Floyd v. Morgan, 383 S.C. 469 , 681 S.E.2d 570 (2009) is possibly the worst published family law opinion to come out of the Supreme Court since I started writing this blog in April 2009.  Not only did it unduly heighten the burden to modify child custody agreements–a decision since rectified in Miles v. Miles, 393 S.C. 111, 711 S.E.2d 880 (2011)–but it also granted the family court unfettered discretion in deciding whether to apply Schedule A or Schedule C child support guidelines in setting child support when both parties have the child at least 110 overnights, holding that the family court has the “discretion to utilize any Worksheet [it] finds appropriate under the facts of the case” in an action to modify child support.  Floyd, 383 S.C. at 476, 681 S.E.2d at 573.

An unpublished Court of Appeals opinion from November 15, 2011, Fekete v. Fekete, provides some rationale to support the family court’s decision not to use Schedule C guidelines in setting child support:

Mother was Child’s primary custodian, and both parties agreed she paid almost all of Child’s expenses, not only during the parties’ marriage when Mother was employed, but after their separation when she was unemployed.  We find this is not a situation that involves the true sharing of expenses for Child.  Father submitted no proof that Mother’s expenses would be diminished based on the visitation arrangement, and given the parties’ prior history, we conclude utilization of Worksheet C would result in Mother assuming a disproportionate share of Child’s expenses and would be detrimental to Child’s standard of living.  Thus, we affirm the family court’s decision on this issue.

Of course, since this opinion is not published, it cannot be cited as authority.

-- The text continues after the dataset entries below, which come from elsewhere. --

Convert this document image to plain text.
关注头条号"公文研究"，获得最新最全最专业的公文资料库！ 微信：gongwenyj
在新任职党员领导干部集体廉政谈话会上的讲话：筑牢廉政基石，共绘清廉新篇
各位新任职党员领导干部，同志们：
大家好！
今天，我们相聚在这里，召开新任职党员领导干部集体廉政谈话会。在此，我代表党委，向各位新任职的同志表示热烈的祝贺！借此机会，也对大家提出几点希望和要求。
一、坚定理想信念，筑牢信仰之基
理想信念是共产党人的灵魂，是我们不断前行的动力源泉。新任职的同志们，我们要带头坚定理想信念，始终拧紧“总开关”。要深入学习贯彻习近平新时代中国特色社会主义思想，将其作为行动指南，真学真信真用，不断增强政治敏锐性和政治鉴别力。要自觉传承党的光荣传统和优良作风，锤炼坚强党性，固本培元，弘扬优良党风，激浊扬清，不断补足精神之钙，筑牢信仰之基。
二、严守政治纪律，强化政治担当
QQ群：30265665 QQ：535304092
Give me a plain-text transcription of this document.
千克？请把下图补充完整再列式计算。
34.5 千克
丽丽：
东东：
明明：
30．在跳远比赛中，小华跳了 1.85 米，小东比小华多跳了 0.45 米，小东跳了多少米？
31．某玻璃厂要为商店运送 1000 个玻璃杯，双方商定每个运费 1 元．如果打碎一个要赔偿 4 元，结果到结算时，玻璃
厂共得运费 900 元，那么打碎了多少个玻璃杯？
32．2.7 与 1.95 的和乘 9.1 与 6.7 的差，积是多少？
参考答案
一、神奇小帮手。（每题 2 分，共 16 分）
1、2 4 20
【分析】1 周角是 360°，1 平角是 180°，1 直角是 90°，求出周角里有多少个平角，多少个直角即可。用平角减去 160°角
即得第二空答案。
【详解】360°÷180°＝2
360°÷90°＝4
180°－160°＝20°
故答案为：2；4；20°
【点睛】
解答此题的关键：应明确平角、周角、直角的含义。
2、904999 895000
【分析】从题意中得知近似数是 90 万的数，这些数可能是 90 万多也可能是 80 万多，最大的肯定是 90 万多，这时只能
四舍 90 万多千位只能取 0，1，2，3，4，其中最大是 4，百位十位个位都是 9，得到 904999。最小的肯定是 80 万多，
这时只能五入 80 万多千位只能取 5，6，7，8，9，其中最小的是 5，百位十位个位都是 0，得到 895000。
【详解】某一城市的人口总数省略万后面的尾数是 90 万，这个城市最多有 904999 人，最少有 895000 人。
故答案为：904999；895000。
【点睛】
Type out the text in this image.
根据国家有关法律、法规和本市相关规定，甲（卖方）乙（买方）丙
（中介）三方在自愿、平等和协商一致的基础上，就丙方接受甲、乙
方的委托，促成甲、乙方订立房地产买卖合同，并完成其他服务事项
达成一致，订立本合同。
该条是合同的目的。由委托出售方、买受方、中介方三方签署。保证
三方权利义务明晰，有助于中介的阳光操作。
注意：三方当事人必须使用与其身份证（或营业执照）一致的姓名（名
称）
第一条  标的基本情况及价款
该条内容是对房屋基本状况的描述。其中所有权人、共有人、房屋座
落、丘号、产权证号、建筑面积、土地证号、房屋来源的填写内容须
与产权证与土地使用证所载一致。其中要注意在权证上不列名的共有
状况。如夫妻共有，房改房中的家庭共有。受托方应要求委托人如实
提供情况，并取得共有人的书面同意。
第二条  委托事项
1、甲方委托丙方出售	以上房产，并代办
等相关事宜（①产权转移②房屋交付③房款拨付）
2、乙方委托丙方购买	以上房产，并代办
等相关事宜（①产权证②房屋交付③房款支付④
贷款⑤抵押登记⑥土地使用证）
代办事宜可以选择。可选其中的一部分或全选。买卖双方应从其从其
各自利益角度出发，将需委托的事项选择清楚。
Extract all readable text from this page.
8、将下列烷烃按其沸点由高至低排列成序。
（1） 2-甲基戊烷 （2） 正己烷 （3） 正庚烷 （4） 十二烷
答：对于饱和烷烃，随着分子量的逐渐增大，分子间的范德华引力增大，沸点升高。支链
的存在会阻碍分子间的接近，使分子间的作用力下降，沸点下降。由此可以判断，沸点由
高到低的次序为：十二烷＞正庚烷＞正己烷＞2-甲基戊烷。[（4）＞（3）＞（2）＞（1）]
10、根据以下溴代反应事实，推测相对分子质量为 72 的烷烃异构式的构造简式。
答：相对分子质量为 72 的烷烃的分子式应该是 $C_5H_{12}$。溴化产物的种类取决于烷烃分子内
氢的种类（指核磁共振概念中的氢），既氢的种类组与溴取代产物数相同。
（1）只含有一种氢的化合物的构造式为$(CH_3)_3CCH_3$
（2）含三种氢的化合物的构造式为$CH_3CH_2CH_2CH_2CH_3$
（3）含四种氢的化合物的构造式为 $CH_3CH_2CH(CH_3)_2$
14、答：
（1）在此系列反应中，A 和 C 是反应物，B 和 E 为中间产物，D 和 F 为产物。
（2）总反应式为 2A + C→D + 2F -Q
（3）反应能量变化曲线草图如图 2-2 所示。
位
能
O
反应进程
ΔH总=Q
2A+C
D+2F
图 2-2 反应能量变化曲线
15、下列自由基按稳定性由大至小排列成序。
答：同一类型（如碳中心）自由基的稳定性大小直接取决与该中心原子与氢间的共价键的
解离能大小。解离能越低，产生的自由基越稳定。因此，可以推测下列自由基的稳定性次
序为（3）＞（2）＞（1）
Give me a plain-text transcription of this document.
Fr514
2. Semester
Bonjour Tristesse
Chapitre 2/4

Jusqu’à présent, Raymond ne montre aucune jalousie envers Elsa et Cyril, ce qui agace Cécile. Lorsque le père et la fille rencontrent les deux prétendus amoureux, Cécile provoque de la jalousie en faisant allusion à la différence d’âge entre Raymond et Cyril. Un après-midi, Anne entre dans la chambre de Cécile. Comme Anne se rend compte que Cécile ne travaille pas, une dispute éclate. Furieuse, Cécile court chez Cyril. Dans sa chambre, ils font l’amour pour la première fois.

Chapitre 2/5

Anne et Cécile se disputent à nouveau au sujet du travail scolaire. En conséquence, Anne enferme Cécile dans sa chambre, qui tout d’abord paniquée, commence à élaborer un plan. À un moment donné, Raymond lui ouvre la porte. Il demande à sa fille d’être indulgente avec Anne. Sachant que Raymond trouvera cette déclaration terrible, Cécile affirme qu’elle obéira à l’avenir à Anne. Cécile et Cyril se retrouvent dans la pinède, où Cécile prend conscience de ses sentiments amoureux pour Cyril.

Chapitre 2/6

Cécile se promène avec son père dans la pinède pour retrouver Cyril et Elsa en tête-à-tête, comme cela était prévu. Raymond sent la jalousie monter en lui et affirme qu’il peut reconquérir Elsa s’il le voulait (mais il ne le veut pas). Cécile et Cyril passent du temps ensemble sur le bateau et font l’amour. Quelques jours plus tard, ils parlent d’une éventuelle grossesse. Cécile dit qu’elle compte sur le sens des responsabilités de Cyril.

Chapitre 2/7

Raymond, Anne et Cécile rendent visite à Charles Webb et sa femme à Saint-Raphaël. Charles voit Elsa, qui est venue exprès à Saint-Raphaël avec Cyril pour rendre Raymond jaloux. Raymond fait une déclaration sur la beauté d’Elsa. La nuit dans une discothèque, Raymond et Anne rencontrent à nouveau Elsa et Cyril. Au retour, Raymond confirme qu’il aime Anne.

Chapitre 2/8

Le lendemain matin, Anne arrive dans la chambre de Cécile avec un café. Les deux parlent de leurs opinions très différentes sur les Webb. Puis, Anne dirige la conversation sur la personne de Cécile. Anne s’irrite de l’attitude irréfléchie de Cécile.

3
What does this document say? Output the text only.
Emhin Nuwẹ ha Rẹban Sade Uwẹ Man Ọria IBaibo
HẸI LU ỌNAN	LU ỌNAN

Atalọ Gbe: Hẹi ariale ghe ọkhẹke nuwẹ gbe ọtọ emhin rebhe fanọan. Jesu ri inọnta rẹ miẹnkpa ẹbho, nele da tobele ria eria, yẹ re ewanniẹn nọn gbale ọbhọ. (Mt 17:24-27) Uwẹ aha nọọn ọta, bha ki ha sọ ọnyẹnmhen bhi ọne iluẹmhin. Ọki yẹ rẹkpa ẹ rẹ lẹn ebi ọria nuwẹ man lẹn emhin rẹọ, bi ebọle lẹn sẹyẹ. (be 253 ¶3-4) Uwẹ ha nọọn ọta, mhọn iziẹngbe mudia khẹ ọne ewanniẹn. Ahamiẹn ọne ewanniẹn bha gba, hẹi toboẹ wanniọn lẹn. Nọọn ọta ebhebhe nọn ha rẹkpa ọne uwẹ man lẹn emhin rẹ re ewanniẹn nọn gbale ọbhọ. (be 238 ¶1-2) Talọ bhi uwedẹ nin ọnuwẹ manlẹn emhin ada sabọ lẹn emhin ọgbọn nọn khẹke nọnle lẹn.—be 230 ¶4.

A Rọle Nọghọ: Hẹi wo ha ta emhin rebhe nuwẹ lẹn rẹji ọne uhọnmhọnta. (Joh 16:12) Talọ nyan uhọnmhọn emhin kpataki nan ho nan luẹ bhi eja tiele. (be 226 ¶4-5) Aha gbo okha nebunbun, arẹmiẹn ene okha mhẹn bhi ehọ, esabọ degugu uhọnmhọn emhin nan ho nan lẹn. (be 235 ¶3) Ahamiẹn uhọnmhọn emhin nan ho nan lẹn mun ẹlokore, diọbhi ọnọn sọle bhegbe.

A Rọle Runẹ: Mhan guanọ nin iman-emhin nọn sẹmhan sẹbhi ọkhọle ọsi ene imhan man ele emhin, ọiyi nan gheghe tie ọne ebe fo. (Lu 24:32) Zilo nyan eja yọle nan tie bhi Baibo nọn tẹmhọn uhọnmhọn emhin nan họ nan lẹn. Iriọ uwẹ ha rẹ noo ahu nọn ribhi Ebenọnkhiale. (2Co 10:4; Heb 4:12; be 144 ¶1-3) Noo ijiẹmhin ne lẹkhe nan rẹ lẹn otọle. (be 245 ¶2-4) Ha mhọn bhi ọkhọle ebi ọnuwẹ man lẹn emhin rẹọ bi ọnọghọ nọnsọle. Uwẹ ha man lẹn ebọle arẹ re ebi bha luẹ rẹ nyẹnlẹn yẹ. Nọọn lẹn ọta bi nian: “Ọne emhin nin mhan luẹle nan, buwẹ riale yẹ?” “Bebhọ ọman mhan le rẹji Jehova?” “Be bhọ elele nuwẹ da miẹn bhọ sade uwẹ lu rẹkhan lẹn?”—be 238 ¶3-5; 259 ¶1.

Rule 268(d)(2), SCACR (“Memorandum opinions and unpublished orders have no precedential value and should not be cited except in proceedings in which they are directly involved.”)

On Monday I posted a blog “One hundred things I don’t know about South Carolina family law.” Listed at number 52 was, “Other than number of overnights, what criteria should the family court use in deciding whether to use Schedule A or Schedule C child support guidelines?”  A published Fekete opinion would have been useful guidance on answering this question.  Too bad we can’t use it.